Hau den Maibaum wieder um


Ah, richtig, da war ja noch was. Bevor die Reise losgeht, hier nun der dritte Post aus der Lausitz-Reihe. Heute sogar mit Trachten!

Letztens habe ich ja davon erzählt, wie am Vorabend der Walpurgisnacht in allen Dörfern und Städtchen der Oberlausitz ein Maibaum aufgestellt wird. Aber während man ihn in manchen Gegenden wie Südböhmen oder Oberbayern das ganze Jahr über stehen lässt und im Frühling nur austauscht, wird er hierzulande recht zeitnah wieder umgehauen. Plautz. Und daraus macht man dann auch gleich ein gepflegtes Volksfest mit Tanz, Musik und... Freibier!
Sehr schön. In Schwarzkollm bzw. sorbisch Čorny Chołmc (dort, wo ich letztens auch zur Hexenverbrennung vorbeikam) war es schon am zehnten Mai soweit. Ein Tag, an dem ich freundlicherweise nichts zu tun hatte. Also dann: Fahrrad gesattelt, Kumpel Philipp zum Mitkommen überredet und auf ging's. Der Weg war ja inzwischen bekannt.

Blaues Häuschen unterwegs
Während man in der Walpurgisnacht alle Örtchen an ihnen Maifeuern erkennen konnte, waren sie nun Tagsüber schon von Weitem durch ihre Maibäume auszumachen. Die Dinger sind teilweise wirklich verdammt hoch und in der überwiegend flachen Landschaft hat man schließlich freie Sicht.
Nach ein paar Stündchen waren wir wieder in Schwarzkollm. Was jetzt bei Tageslicht besonders ins Auge fiel, waren die vielen kleine Rabenfiguren, die auf kleinen Felsen am Straßenrand, aber auch auf der einen oder anderen Mauer sitzen. Grund: Raben spielen eine wichtige Rolle in der sorbischen Krabat-Sage, die vornehmlich in diesem Dorf spielt. Es geht dabei um einen Jüngling, der dem Ruf eines Raben folgend in der verrufenen "schwarzen Mühle" als Lehrling anfängt, dort allerdings auch schwarze Magie gelehrt bekommt. Die Geschichte wurde als recht erfolgreicher Roman und dieser wiederum als Film adaptiert, im Zusammenhang damit setzt man hier auf Tourismus und hat auch für den Film die Mühle nachgebaut.

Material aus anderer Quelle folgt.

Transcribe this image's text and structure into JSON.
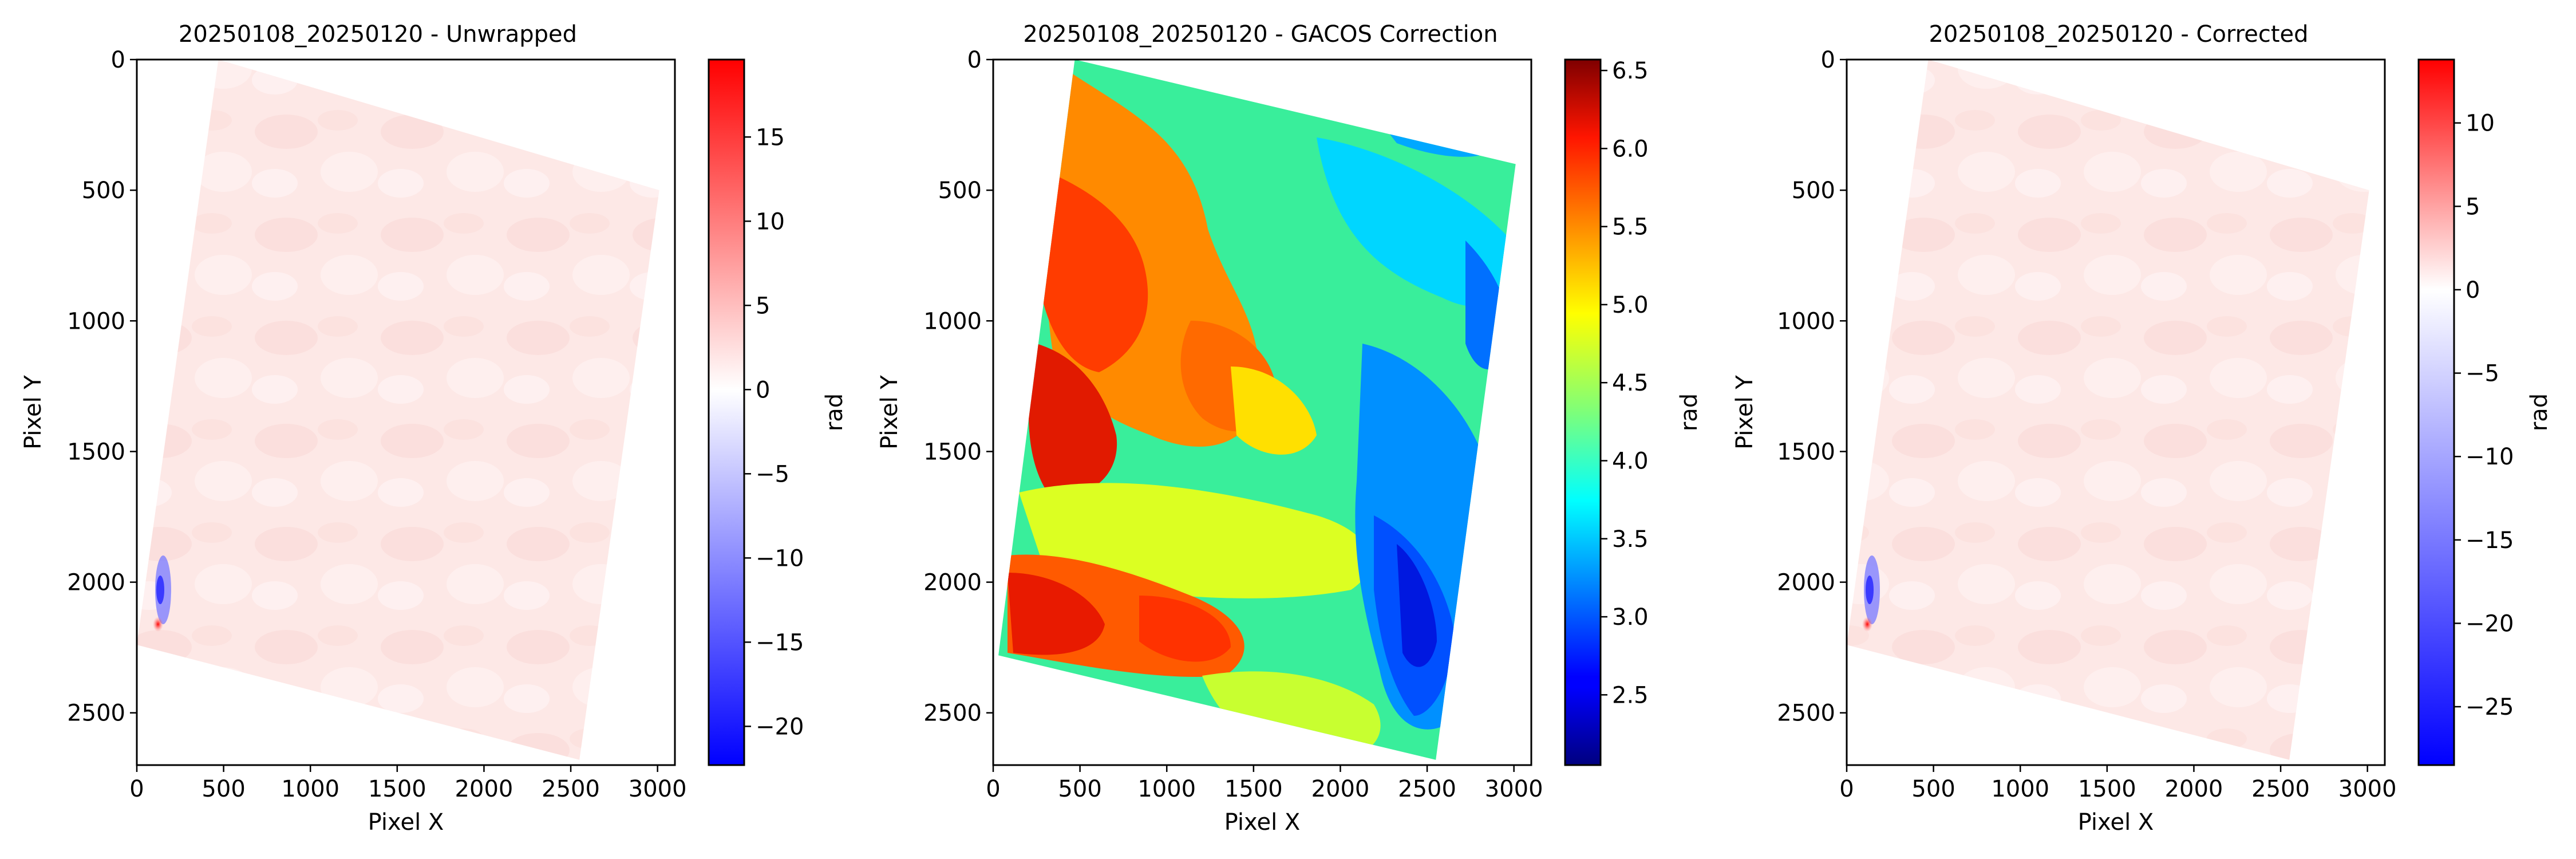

So, dann mal zum eigentlichen Thema. Auf zum Maibaum!
Die ganze Sache wird vor Allem durch den Jugendclub des Ortes organisiert. Zu Beginn marschieren die Mitglieder immer paarweise, angeführt von Musikanten und gefolgt vom Rest der Dorfbevölkerung, vom Ortszentrum aus zur Festwiese mit dem Maibaum. Die Jungs tragen ein weißes Hemd mit schwarzer Hose, die Mädels sind in bunte sorbische Festtrachten gekleidet.


Ihr Ziel war ein freistehender Hügel am Rande des Dorfes, welcher wahrscheinlich auch als Namensgeber für Schwarzkollm gedient hat. Philipp zufolge ist Chołmc das sorbische Wort für Hügel. Währenddessen fielen mir als studiertem Waldschrat gleich die ganzen Schwarzkiefern hier oben auf, womit wohl auch der erste Teil des Namens erklärt wäre. Zumindest, wenn die Vegetation hier schon länger so ausschaut. In Gegenden mit viel Nadelhölzern kommt das "schwarz" (oder eben sorbisch Čorny) im Ortsnamen jedenfalls oft durch die vergleichsweise dunklen Fichten oder Kiefern zustande.

Der Maibaum hier trägt, anders als der in Keula letztens, eine deutsche Flagge und eine Birke auf der Spitze. Und riesig ist er. Natürlich habe ich auch hier mal nach der Größe gefragt, und zwar diesmal sogar jemanden, der Bescheid wusste: "Ohne Birke 35 Meter." Ordentlich.

Der Baum war schon ausgegraben und wurde nur noch von den Stangen gehalten, die man auch schon beim Aufstellen verwendet hatte. Aber bevor er endgültig umgeschubst wird, führt die Dorfjugend immer erstmal ein paar sorbische Tänze vor. Tradition und so.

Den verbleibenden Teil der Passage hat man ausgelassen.